Doug and Deanne Walker have 19 children, 10 of whom are adopted. These loving parents have been up and down and all around adoption, and seem to me to be an endless bucket of adoption knowledge and wisdom. On top of that, the Walkers are welcoming, inviting, and friendly! This series of articles covers everything from being an organized home executive to failed adoptions to finding the right agency. So as you read, imagine taking a comfortable spot on Deanne’s sofa as she openly shares her insight into each topic.
For those considering adopting an older child–especially one who is about to “age out” of the foster care or orphanage system–it is essential to become educated. Many of the stigmas about bringing older children into your home are based on truth. It is hard, really hard. These children have had tough lives and it shows. So, to prevent putting your aging-out child into a disruption, be sure you know what you’re getting into before committing.
Following is a list of things typical of aging-out and older children:
Lack of Gratitude
These kids have never been taught to be grateful. So no matter how much you sacrifice for them, regardless of the special things you do for them, the gifts you give them, the love you show–don’t expect gratitude.
Sense of Entitlement
Surprisingly, there’s a huge sense of entitlement in these children who, it seems, shouldn’t expect anything at all. They join your family and then expect to have everything handed to them. Many have been told at the orphanage that they’ll get everything they could possibly want when they get adopted.
Lack of Love
Many of these children actually don’t know how to love. It hasn’t been taught to them and they haven’t seen it in action. They haven’t really felt love, so they don’t know how to give it.

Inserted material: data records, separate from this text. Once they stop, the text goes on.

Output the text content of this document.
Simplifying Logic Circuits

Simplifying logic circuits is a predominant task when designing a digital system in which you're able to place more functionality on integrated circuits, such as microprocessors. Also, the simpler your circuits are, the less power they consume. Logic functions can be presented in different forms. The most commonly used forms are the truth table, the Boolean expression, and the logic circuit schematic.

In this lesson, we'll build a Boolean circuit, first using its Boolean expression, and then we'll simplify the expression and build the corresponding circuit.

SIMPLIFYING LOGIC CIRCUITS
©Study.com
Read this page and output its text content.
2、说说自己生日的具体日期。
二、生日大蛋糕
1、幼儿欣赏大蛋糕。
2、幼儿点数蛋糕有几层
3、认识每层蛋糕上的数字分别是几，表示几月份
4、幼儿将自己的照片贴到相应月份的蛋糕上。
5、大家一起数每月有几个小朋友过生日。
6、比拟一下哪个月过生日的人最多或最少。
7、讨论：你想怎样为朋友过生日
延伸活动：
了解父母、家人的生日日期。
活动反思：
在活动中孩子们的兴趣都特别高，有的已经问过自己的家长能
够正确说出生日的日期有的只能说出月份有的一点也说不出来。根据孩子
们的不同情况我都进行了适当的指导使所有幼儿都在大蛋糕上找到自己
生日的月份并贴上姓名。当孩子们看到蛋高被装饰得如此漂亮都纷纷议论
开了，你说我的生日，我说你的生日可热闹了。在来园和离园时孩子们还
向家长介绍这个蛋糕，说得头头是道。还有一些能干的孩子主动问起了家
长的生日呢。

Because life has always been about their own survival, these children usually develop really bad habits. For example–if someone does something he doesn’t like, he’ll just take a swing at that person. Or he’s reminded to do something he doesn’t want to do–even something simple, like brushing his teeth–he’ll throw a temper tantrum. There are lots of bad habits that need tender work to reverse.
Rejection and Rebellion
In these children’s minds, your home is just another orphanage setting. They don’t know how to behave in a family. They may feel like they’re being punished or picked on when asked to do chores or when you limit what they get to buy when you take them shopping. And so they reject you, your authority, and your love. And they rebel. Sometimes to the extreme.
Concerned about Perfection
In Chinese orphanages, many adults tell the children who are leaving to go to adoptive homes that they need to behave extremely well. They must do well in school, help out at home, and be very, very good . . . or they won’t be loved. This results in one of two ways: either these children focus so hard on being perfect out of fear that they can’t relax enough to be a real family member, or they completely rebel and don’t try at all. Either way is tough. As a parent you work to convince your child that she doesn’t have to be perfect, that you will always love her, that this is permanent. No matter what. She will need constant reminding.
They Don’t Want to be Parented
They have survived on their own for 14 to 16 years . . . accepting someone actually parenting them is a difficult process
Even with all of these concerns, Deanne and Doug would have you know that there are many joys that come from adopting a child who is in danger of aging out. And the Walkers aren’t the only ones who have found joy. Many educated parents who adopt older children are so thrilled with the result that they do it again. And then they start advocating. The joys come when the parents are rewarded with tender experiences: a hug, seeing growth, watching change. The Walkers’ experience has proven to be worth it. They feel blessed and grateful for their son who joined their family just before aging out.